Jed Wentz (flauto traverso)
Musica Ad Rhenum
Sonaten für Flöte & Bc op.44 Nr.1-6
- +Sonaten op. 91 Nr. 1-6 für Flöte & Cembalo; Suiten op. 35 Nr. 1-6 für Flöte & Bc
Recordings of de Boismortier are apt to give unfailing pleasure: his music is as grateful on the ear as it is sympathetic to play, always effortlessly stylish, rarely aspiring towards profundity, centred around the recorder and flute of which he was an accomplished performer, capturing to perfection the elegant aesthetic of the French Baroque style.
This set shares those qualities, with the additional appeal of comprehensiveness. No survey of the French Baroque would be complete without Boismortier, but few performers have committed to disc more than a Sonata or Suite here and there, cherry‐picking from the composer’s prolific output of over one hundred published opus numbers, most of which contain six separate works.

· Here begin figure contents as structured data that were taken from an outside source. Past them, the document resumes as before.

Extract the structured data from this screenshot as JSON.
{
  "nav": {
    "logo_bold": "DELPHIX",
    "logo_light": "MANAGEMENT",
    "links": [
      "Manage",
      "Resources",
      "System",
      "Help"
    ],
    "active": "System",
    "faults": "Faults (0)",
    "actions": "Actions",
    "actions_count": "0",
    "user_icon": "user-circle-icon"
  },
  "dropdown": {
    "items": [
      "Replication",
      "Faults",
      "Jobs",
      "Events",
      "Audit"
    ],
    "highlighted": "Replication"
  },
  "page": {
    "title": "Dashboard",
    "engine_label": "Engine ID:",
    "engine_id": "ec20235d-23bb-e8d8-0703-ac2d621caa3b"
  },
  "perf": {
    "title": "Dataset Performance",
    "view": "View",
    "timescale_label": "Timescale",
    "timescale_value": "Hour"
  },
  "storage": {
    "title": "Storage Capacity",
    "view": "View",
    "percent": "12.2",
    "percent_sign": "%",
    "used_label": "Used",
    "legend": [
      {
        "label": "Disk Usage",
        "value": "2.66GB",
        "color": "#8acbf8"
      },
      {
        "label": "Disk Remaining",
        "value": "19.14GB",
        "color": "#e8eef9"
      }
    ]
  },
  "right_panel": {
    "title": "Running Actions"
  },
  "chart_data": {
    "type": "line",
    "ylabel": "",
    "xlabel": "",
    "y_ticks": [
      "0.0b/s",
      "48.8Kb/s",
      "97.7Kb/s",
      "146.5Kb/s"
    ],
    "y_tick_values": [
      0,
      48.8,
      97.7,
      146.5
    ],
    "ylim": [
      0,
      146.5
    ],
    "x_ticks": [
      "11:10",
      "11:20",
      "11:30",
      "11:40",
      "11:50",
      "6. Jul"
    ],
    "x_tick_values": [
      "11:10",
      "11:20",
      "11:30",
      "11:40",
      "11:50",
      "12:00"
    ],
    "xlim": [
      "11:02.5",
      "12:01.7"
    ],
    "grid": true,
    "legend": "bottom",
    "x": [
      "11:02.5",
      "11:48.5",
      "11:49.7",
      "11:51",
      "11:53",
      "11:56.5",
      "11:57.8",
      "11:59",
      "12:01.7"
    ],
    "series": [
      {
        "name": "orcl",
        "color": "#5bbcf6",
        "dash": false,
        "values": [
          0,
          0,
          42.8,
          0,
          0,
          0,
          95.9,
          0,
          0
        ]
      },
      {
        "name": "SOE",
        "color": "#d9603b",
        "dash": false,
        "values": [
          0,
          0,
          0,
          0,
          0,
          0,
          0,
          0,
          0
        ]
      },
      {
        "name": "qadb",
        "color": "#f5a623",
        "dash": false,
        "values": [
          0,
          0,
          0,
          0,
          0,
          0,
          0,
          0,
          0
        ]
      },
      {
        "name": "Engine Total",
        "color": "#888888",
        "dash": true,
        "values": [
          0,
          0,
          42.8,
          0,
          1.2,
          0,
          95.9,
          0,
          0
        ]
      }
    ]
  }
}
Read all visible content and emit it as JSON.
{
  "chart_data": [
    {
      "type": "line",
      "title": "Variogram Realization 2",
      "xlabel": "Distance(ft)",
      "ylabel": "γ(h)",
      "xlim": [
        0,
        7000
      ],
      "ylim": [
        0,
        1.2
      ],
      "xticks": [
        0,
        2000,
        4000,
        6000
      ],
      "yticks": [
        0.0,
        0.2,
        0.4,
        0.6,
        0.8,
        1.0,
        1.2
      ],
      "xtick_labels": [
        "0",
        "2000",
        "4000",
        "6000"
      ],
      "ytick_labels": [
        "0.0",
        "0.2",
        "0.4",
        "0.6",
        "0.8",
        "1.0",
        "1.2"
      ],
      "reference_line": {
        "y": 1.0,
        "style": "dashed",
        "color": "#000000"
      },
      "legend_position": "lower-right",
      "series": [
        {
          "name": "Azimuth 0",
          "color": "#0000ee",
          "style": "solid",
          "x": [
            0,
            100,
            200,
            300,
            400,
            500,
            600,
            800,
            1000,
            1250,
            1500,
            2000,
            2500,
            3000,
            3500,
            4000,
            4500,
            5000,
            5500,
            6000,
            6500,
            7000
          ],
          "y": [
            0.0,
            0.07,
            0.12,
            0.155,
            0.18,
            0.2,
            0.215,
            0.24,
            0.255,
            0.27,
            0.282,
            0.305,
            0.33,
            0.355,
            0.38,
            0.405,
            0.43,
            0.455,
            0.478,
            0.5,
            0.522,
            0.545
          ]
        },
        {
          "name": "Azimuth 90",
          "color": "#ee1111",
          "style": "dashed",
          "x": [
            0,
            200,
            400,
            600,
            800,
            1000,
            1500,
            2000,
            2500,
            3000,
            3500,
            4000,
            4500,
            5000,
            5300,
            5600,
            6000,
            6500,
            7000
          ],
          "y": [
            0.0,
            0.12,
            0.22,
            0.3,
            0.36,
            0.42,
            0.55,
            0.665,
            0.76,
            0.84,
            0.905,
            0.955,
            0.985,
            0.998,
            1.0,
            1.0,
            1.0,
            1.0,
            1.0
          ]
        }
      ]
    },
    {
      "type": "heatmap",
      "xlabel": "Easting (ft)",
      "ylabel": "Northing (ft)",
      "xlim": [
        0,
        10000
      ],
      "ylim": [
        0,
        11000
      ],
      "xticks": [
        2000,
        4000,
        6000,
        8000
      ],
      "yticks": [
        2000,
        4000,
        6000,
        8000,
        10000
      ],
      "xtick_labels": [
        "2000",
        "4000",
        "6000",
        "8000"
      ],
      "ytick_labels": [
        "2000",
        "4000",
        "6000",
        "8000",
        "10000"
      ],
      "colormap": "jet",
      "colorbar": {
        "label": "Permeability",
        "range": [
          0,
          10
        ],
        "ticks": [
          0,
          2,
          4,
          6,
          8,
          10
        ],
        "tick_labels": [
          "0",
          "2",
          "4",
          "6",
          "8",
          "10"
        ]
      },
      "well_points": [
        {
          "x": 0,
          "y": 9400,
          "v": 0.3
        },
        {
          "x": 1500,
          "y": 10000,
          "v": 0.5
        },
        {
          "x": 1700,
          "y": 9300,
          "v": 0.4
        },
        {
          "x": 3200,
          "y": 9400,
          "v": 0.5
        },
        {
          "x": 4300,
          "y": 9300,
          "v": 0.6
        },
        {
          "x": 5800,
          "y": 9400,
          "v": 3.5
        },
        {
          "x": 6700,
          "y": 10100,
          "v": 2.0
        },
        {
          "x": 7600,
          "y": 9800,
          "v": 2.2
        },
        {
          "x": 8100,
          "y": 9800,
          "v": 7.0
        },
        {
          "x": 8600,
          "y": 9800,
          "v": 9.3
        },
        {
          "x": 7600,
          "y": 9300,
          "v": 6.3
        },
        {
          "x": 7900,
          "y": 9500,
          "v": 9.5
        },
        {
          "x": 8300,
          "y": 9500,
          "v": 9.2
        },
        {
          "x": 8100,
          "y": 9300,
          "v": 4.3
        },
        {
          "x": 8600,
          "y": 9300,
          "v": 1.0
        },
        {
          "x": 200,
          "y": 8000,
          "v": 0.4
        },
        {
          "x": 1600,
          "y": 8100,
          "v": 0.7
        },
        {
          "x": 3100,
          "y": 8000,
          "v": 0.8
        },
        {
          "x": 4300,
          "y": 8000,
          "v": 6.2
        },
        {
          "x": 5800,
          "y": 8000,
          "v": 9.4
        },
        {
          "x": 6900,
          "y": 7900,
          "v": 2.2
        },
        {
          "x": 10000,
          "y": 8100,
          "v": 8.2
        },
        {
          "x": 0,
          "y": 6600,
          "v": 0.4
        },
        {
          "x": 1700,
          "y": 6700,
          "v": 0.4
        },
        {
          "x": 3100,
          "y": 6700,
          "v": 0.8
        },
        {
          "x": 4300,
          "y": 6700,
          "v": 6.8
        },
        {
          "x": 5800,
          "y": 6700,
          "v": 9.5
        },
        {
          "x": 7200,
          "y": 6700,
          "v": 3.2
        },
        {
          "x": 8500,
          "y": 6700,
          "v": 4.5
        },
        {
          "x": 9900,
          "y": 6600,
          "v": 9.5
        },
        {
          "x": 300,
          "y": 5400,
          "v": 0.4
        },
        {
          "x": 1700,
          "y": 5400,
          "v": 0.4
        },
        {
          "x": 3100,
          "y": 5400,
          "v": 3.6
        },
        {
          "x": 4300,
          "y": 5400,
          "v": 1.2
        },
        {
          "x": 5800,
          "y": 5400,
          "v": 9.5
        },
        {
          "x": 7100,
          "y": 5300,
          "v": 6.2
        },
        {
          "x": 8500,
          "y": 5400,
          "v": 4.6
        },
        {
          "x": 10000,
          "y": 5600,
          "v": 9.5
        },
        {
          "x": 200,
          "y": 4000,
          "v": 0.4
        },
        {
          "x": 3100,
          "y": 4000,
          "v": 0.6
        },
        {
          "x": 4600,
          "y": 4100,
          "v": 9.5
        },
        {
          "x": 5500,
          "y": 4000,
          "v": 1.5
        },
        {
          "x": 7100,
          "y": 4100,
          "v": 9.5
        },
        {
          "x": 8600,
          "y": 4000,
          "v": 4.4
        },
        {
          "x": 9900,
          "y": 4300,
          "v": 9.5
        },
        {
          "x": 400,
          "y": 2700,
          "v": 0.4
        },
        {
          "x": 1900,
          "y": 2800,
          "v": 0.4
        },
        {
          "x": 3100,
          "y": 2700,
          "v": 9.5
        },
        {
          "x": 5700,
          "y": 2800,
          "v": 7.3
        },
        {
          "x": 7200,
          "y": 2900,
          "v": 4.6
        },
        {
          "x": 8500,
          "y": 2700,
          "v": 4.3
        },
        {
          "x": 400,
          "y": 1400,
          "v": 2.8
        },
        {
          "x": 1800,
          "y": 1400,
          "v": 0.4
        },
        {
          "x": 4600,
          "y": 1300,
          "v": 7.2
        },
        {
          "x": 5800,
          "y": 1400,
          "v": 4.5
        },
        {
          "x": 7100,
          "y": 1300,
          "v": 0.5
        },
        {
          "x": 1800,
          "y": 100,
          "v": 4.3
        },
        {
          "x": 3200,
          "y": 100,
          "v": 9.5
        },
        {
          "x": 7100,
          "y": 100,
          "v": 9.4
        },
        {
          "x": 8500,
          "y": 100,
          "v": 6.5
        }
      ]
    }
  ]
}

Agreeable melodies apparently poured out of Boismortier; the Op.35 Suites and Op.44 Sonatas were written in 1731 and 1733 respectively, during a golden period of composition for him, and a highly profitable one, since he had acquired a royal warrant to engrave and publish all his own work. The Op.91 Sonatas date from the beginning of the 1740s, shortly before he became music director at the Théâtre de la foire in Paris. Here Boismortier achieved a perfect, an almost seamless blend of the French and Italian styles.
Jed Wentz is a scholar and flutist who has made many critically acclaimed recordings for Brilliant Classics, most of them with his own ensemble, Musica ad Rhenum, which consists of a flexible line‐up of no less stylish and experienced earlymusic performers. On this recording he is joined by gambist Cassandra Luckhardt, cellist Job ter Haar and harpsichordist Michael Borgstede. As usual Wentz contributes his own wide‐ranging essay to the booklet, including research which makes clear that a dogmatic, score‐bound performance will not do for Boismortier any more than it would for Brahms.